My adjournment matter is for the Minister for Energy, Environment and Climate Change, and the action I seek is for the minister to fix the recycling crisis and do it using the $500 million that is sitting in the Sustainability Fund for this very purpose. In the Prahran electorate residents are doing the right thing but their recycling is being sent to landfill. In the City of Port Phillip residents have sent around 400 tonnes of recyclables to landfill. Stonnington has also been affected; their recycling is going to landfill. It is absolutely unacceptable. The government has seen this crisis coming with the ban on low-quality recyclables going to China and the build-up of dangerous material across Melbourne. It is not good enough for the government to keep blaming China, local governments and private companies without taking responsibility.

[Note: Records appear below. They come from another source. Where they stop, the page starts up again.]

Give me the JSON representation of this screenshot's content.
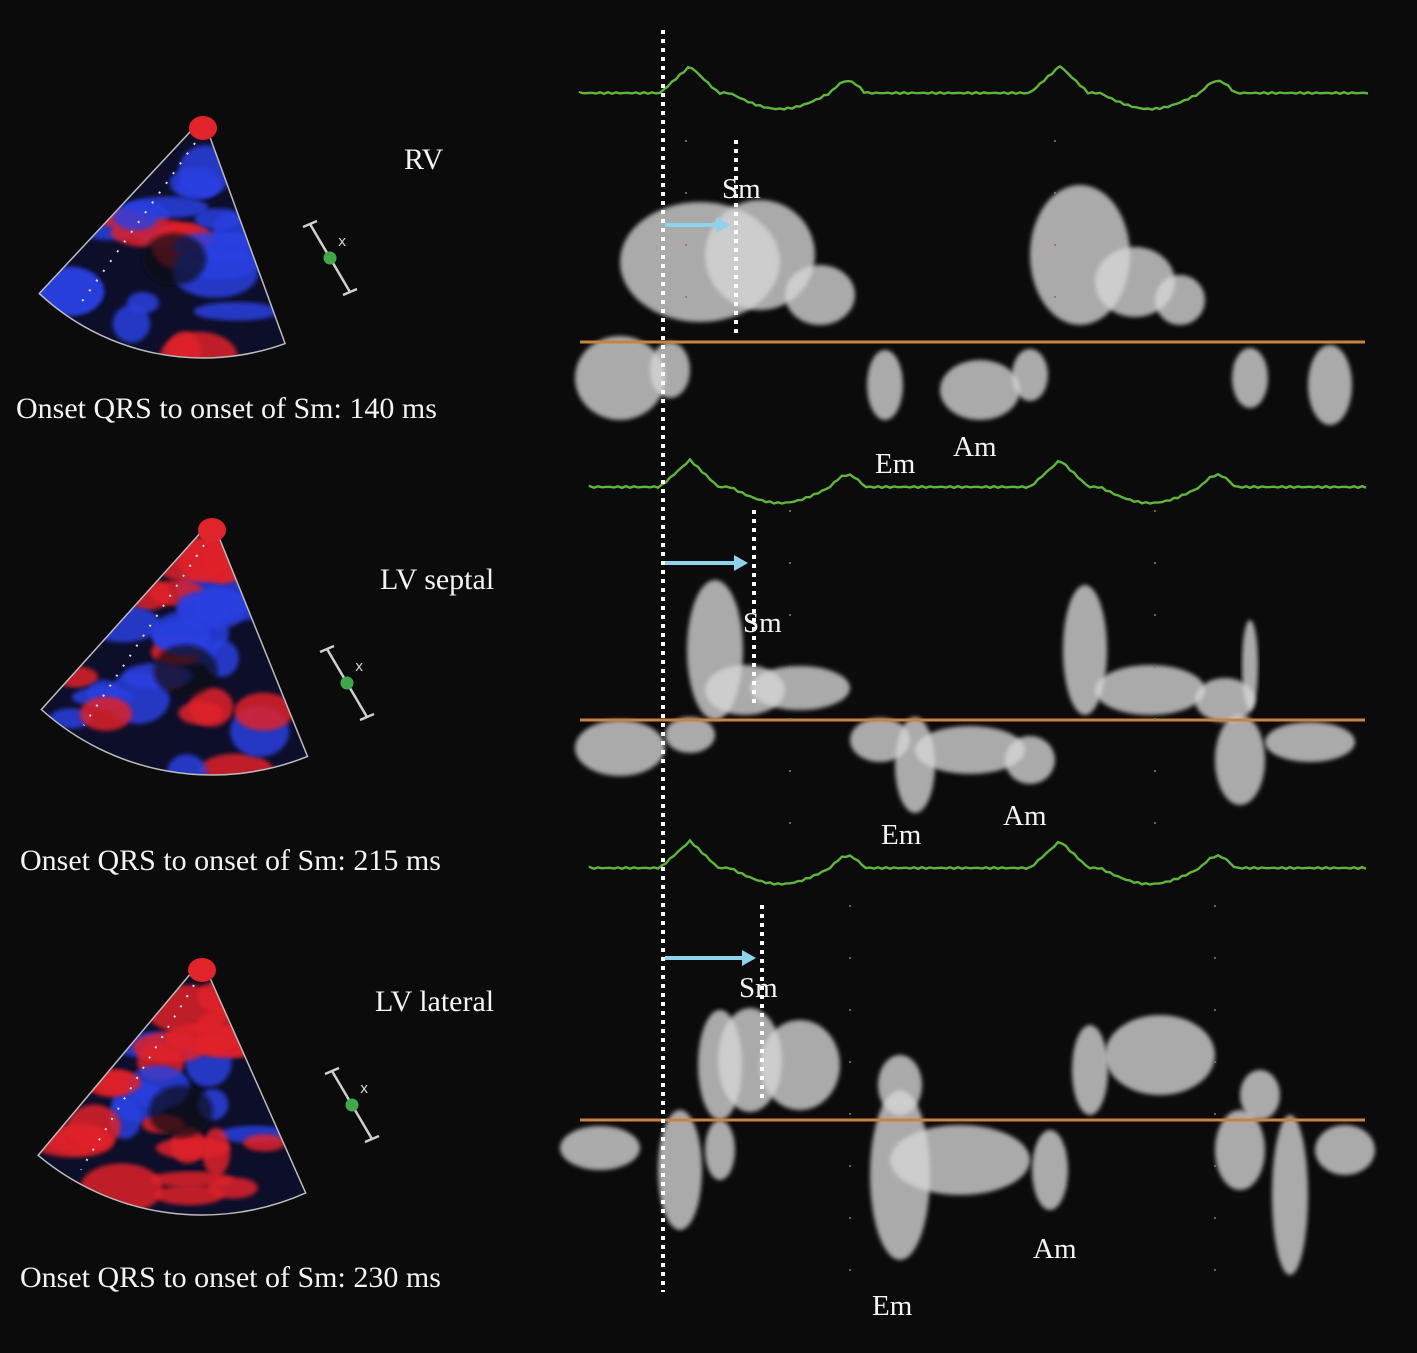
{
  "panels": [
    {
      "site": "RV",
      "onset_text": "Onset QRS to onset of Sm: 140 ms",
      "delay_ms": 140,
      "labels": {
        "sm": "Sm",
        "em": "Em",
        "am": "Am"
      }
    },
    {
      "site": "LV septal",
      "onset_text": "Onset QRS to onset of Sm: 215 ms",
      "delay_ms": 215,
      "labels": {
        "sm": "Sm",
        "em": "Em",
        "am": "Am"
      }
    },
    {
      "site": "LV lateral",
      "onset_text": "Onset QRS to onset of Sm: 230 ms",
      "delay_ms": 230,
      "labels": {
        "sm": "Sm",
        "em": "Em",
        "am": "Am"
      }
    }
  ],
  "colors": {
    "background": "#0b0b0b",
    "ecg": "#5fb63c",
    "baseline": "#c8843f",
    "arrow": "#8ed3ec",
    "doppler": "#d7d7d7",
    "echo_red": "#e0242a",
    "echo_blue": "#2b3fe0"
  },
  "icons": {
    "probe_marker": "green-dot-marker-icon",
    "arrow": "right-arrow-icon"
  }
}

This is a crisis, but it is also an incredible opportunity to do what the government should have been doing already—that is, create a recycling industry here in Victoria with jobs along the way, implement the ban on plastic bags they promised to do two years ago I think, going further and banning unnecessary plastic packaging, introduce a container deposit scheme which we know has widespread support across the community and introduce—and this is one of my favourites—kerbside organic recycling, which is really important particularly for people living in apartments. The Greens motion for a parliamentary inquiry into the waste crisis succeeded in the other place, so that inquiry will be up. I am sure there are a lot of councils, individuals and organisations that will be very keen to submit to that inquiry to look at solutions. In fact just before this speech I saw that the Municipal Association of Victoria has put out their ‘Rescue our recycling: proposed action plan’, with actions for the Victorian government, local government and even the federal government.

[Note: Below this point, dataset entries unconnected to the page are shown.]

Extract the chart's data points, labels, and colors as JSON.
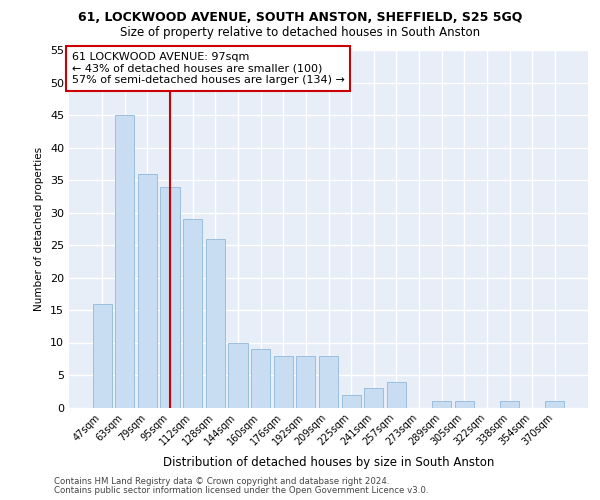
{
  "title1": "61, LOCKWOOD AVENUE, SOUTH ANSTON, SHEFFIELD, S25 5GQ",
  "title2": "Size of property relative to detached houses in South Anston",
  "xlabel": "Distribution of detached houses by size in South Anston",
  "ylabel": "Number of detached properties",
  "categories": [
    "47sqm",
    "63sqm",
    "79sqm",
    "95sqm",
    "112sqm",
    "128sqm",
    "144sqm",
    "160sqm",
    "176sqm",
    "192sqm",
    "209sqm",
    "225sqm",
    "241sqm",
    "257sqm",
    "273sqm",
    "289sqm",
    "305sqm",
    "322sqm",
    "338sqm",
    "354sqm",
    "370sqm"
  ],
  "values": [
    16,
    45,
    36,
    34,
    29,
    26,
    10,
    9,
    8,
    8,
    8,
    2,
    3,
    4,
    0,
    1,
    1,
    0,
    1,
    0,
    1
  ],
  "bar_color": "#c8ddf2",
  "bar_edge_color": "#9bbedd",
  "vline_color": "#cc0000",
  "vline_x": 3.0,
  "annotation_text": "61 LOCKWOOD AVENUE: 97sqm\n← 43% of detached houses are smaller (100)\n57% of semi-detached houses are larger (134) →",
  "annotation_box_facecolor": "#ffffff",
  "annotation_box_edgecolor": "#cc0000",
  "bg_color": "#e8eef8",
  "grid_color": "#ffffff",
  "ylim": [
    0,
    55
  ],
  "yticks": [
    0,
    5,
    10,
    15,
    20,
    25,
    30,
    35,
    40,
    45,
    50,
    55
  ],
  "footer1": "Contains HM Land Registry data © Crown copyright and database right 2024.",
  "footer2": "Contains public sector information licensed under the Open Government Licence v3.0."
}
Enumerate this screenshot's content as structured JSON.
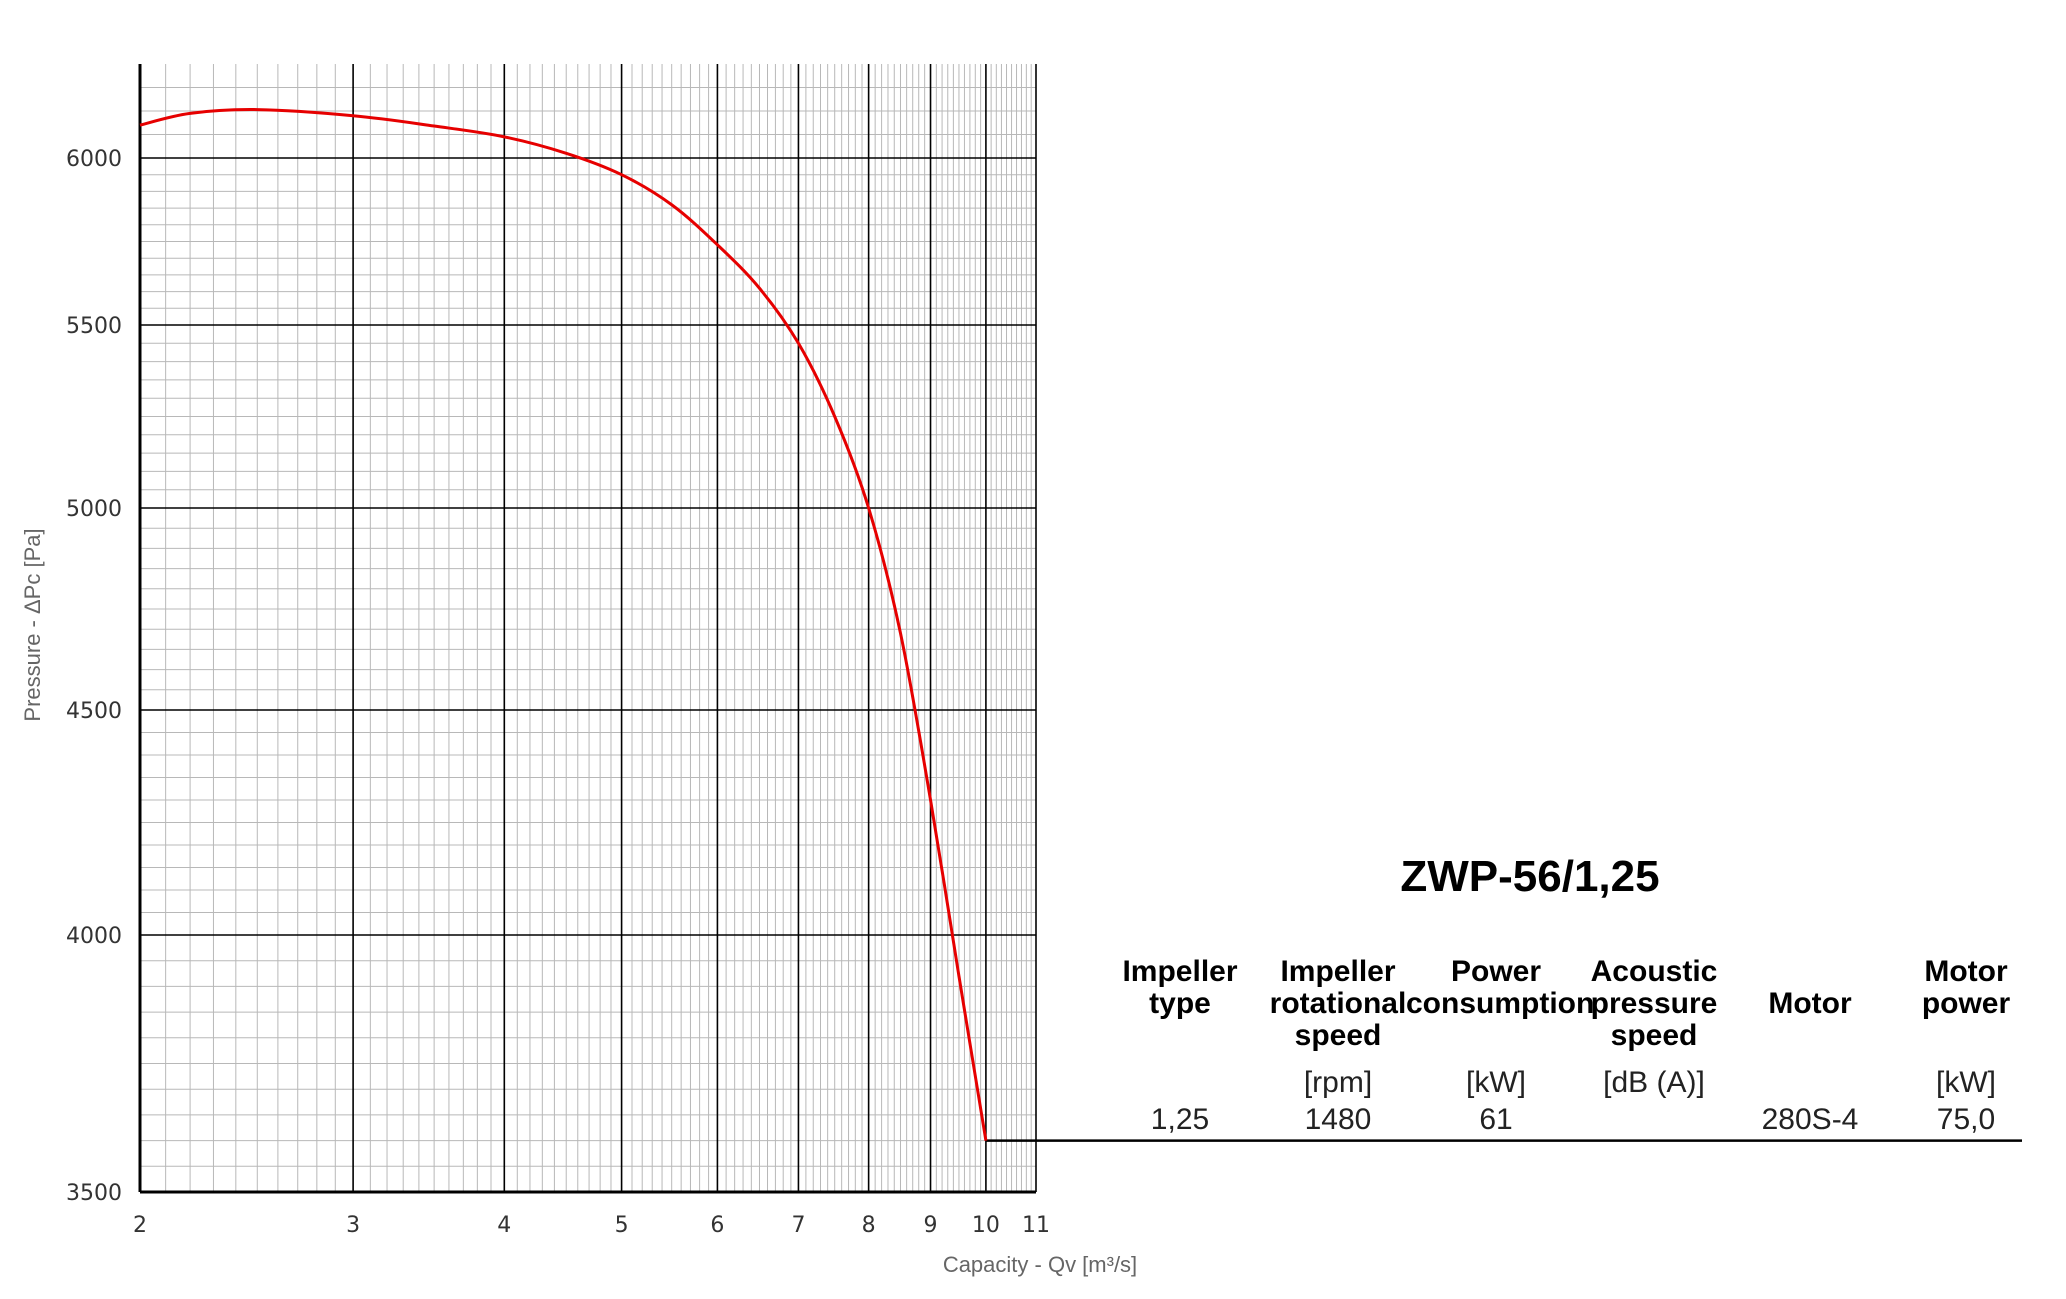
{
  "chart_data": {
    "type": "line",
    "xlabel": "Capacity - Qv [m³/s]",
    "ylabel": "Pressure - ΔPc [Pa]",
    "x_scale": "log",
    "y_scale": "nonlinear",
    "xlim": [
      2,
      11
    ],
    "ylim": [
      3500,
      6200
    ],
    "x_ticks": [
      "2",
      "3",
      "4",
      "5",
      "6",
      "7",
      "8",
      "9",
      "10",
      "11"
    ],
    "y_ticks": [
      "3500",
      "4000",
      "4500",
      "5000",
      "5500",
      "6000"
    ],
    "grid": true,
    "series": [
      {
        "color": "#e60000",
        "x": [
          2.0,
          2.2,
          2.5,
          3.0,
          3.5,
          4.0,
          4.5,
          5.0,
          5.5,
          6.0,
          6.5,
          7.0,
          7.5,
          8.0,
          8.5,
          9.0,
          9.5,
          10.0
        ],
        "y": [
          6070,
          6095,
          6103,
          6090,
          6068,
          6045,
          6010,
          5950,
          5860,
          5740,
          5610,
          5450,
          5250,
          5000,
          4690,
          4300,
          3920,
          3600
        ]
      }
    ]
  },
  "spec": {
    "title": "ZWP-56/1,25",
    "columns": [
      {
        "header": [
          "Impeller",
          "type"
        ],
        "unit": "",
        "value": "1,25"
      },
      {
        "header": [
          "Impeller",
          "rotational",
          "speed"
        ],
        "unit": "[rpm]",
        "value": "1480"
      },
      {
        "header": [
          "Power",
          "consumption"
        ],
        "unit": "[kW]",
        "value": "61"
      },
      {
        "header": [
          "Acoustic",
          "pressure",
          "speed"
        ],
        "unit": "[dB (A)]",
        "value": ""
      },
      {
        "header": [
          "Motor"
        ],
        "unit": "",
        "value": "280S-4"
      },
      {
        "header": [
          "Motor",
          "power"
        ],
        "unit": "[kW]",
        "value": "75,0"
      }
    ]
  },
  "colors": {
    "curve": "#e60000",
    "major_grid": "#000000",
    "minor_grid": "#b8b8b8"
  }
}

As part of their actions for the Victorian government they have got ‘Invest in recycling infrastructure’, ‘Fund and support market development’, ‘Introduce a container deposit scheme’, ‘Bolster community education’ and ‘Strengthen industry oversight board/regulation’. These are terrific ideas, and I would certainly encourage the government to take up these actions now to fix this crisis. I encourage organisations, people and councils who are interested in this, or passionate about this, to submit to the inquiry.